Como era esperado, o ministro Alexandre de Moraes, do Supremo Tribunal Federal, votou nesta quarta-feira (26) por aceitar a denúncia contra o ex-presidente Jair Bolsonaro e outros sete aliados por tentativa de golpe de Estado, abolição violenta do Estado Democrático de Direito, organização criminosa armada, dano qualificado e deterioração de patrimônio tombado.

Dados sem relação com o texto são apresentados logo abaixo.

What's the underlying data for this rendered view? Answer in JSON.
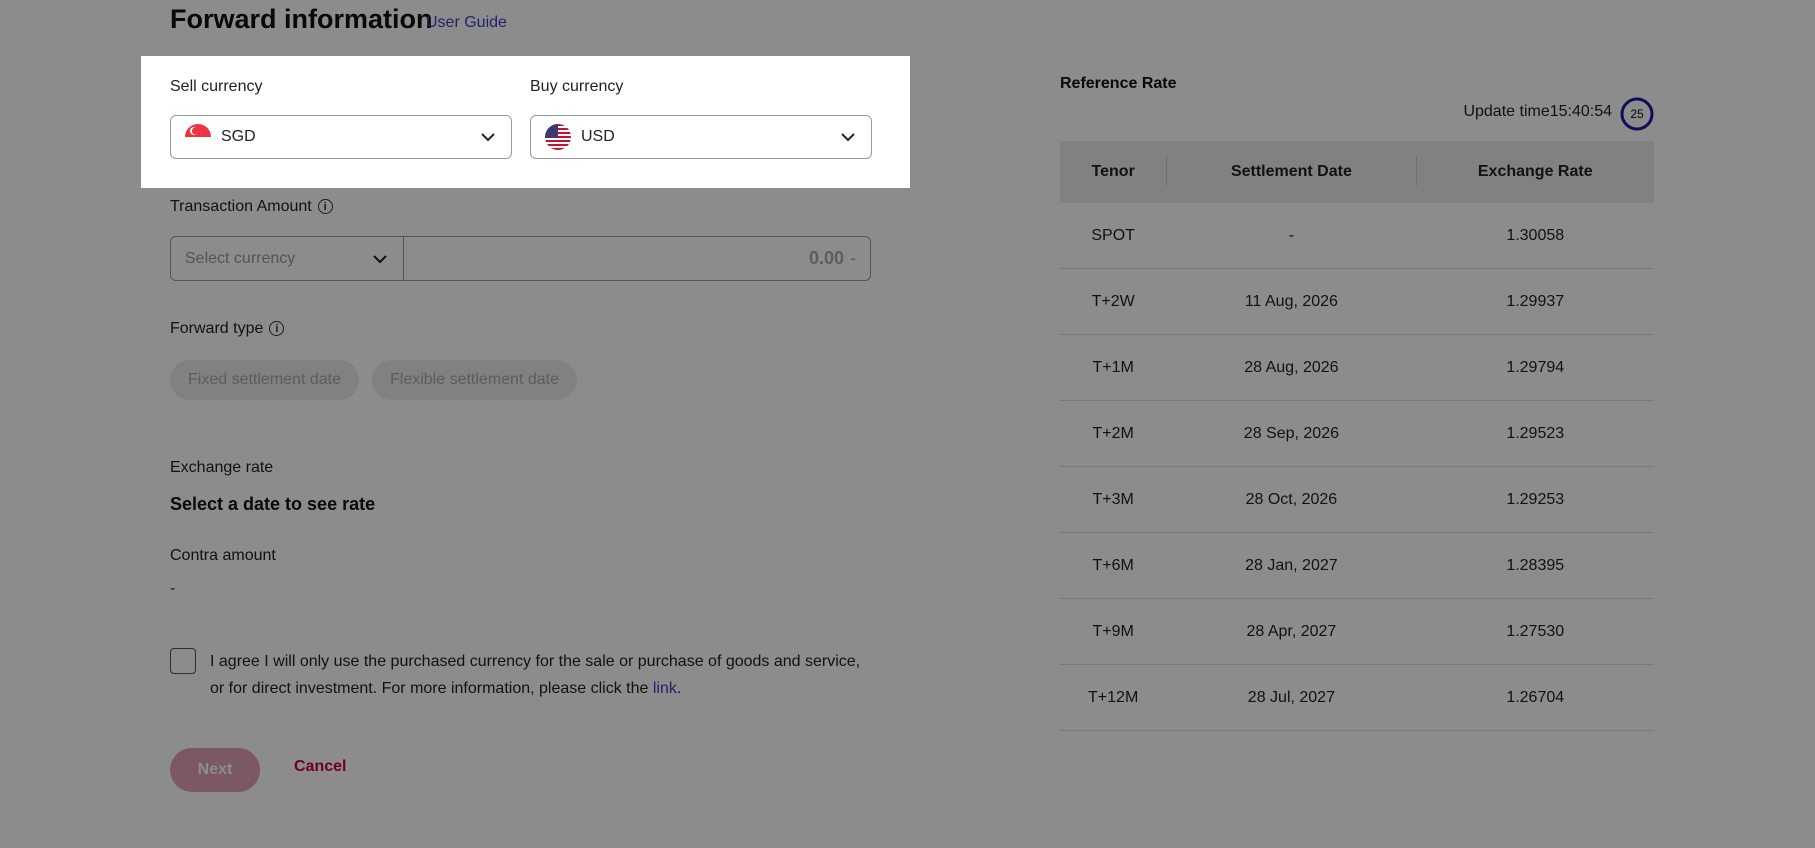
{
  "header": {
    "title": "Forward information",
    "user_guide": "User Guide"
  },
  "sell_currency": {
    "label": "Sell currency",
    "value": "SGD"
  },
  "buy_currency": {
    "label": "Buy currency",
    "value": "USD"
  },
  "transaction_amount": {
    "label": "Transaction Amount",
    "currency_placeholder": "Select currency",
    "amount": "0.00",
    "suffix": "-"
  },
  "forward_type": {
    "label": "Forward type",
    "options": [
      "Fixed settlement date",
      "Flexible settlement date"
    ]
  },
  "exchange_rate": {
    "label": "Exchange rate",
    "value": "Select a date to see rate"
  },
  "contra_amount": {
    "label": "Contra amount",
    "value": "-"
  },
  "agreement": {
    "text": "I agree I will only use the purchased currency for the sale or purchase of goods and service, or for direct investment. For more information, please click the ",
    "link": "link",
    "end": "."
  },
  "actions": {
    "next": "Next",
    "cancel": "Cancel"
  },
  "reference_rate": {
    "title": "Reference Rate",
    "update_label": "Update time",
    "update_time": "15:40:54",
    "countdown": "25",
    "columns": [
      "Tenor",
      "Settlement Date",
      "Exchange Rate"
    ],
    "rows": [
      [
        "SPOT",
        "-",
        "1.30058"
      ],
      [
        "T+2W",
        "11 Aug, 2026",
        "1.29937"
      ],
      [
        "T+1M",
        "28 Aug, 2026",
        "1.29794"
      ],
      [
        "T+2M",
        "28 Sep, 2026",
        "1.29523"
      ],
      [
        "T+3M",
        "28 Oct, 2026",
        "1.29253"
      ],
      [
        "T+6M",
        "28 Jan, 2027",
        "1.28395"
      ],
      [
        "T+9M",
        "28 Apr, 2027",
        "1.27530"
      ],
      [
        "T+12M",
        "28 Jul, 2027",
        "1.26704"
      ]
    ]
  },
  "colors": {
    "accent": "#c8003c",
    "link": "#3f3fbf",
    "overlay": "rgba(0,0,0,0.45)",
    "ring": "#1a1aa0"
  }
}
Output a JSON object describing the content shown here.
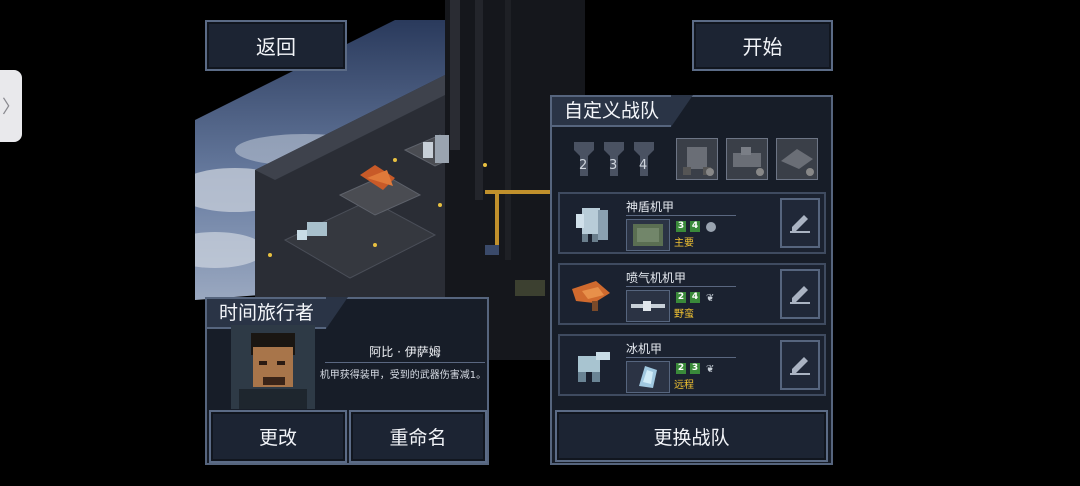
{
  "top_buttons": {
    "back": "返回",
    "start": "开始"
  },
  "pilot_panel": {
    "title": "时间旅行者",
    "pilot_name": "阿比 · 伊萨姆",
    "ability": "机甲获得装甲，受到的武器伤害减1。",
    "change": "更改",
    "rename": "重命名"
  },
  "squad_panel": {
    "title": "自定义战队",
    "pilot_slots": [
      "2",
      "3",
      "4"
    ],
    "mechs": [
      {
        "name": "神盾机甲",
        "stats": [
          "3",
          "4"
        ],
        "tag": "主要"
      },
      {
        "name": "喷气机机甲",
        "stats": [
          "2",
          "4"
        ],
        "tag": "野蛮"
      },
      {
        "name": "冰机甲",
        "stats": [
          "2",
          "3"
        ],
        "tag": "远程"
      }
    ],
    "change_squad": "更换战队"
  },
  "colors": {
    "accent_tag": "#f1c232",
    "stat_green": "#3a8a3a",
    "panel_border": "#56657e"
  }
}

Moraes deu o primeiro voto a favor de recebimento da denúncia referente ao Núcleo 1, apresentada pela Procuradoria-Geral da República. A Primeira Turma do Supremo examina o caso desde ontem. Ainda faltam os votos dos outros quatro ministros – Cármen Lúcia, Flávio Dino, Cristiano Zanin e Luiz Fux.

Moraes afirmou que a Procuradoria-Geral da República demonstrou de “forma satisfatória” os fatos ilícitos em todas as suas circunstâncias, “dando aos acusados o amplo conhecimento dos motivos e das razões pelas quais foram denunciados”, disse.

Moraes repetiu que o 8 de janeiro não foi “um domingo no parque”. Segundo o ministro, “pessoas de boa-fé acabam sendo enganadas pelas pessoas de má-fé que, com pessoas com más intenções e milícias digitais, acabam dizendo que eram velhinhas com a bíblia na mão, com batom e foram lá só passar um batonzinho na estátua”.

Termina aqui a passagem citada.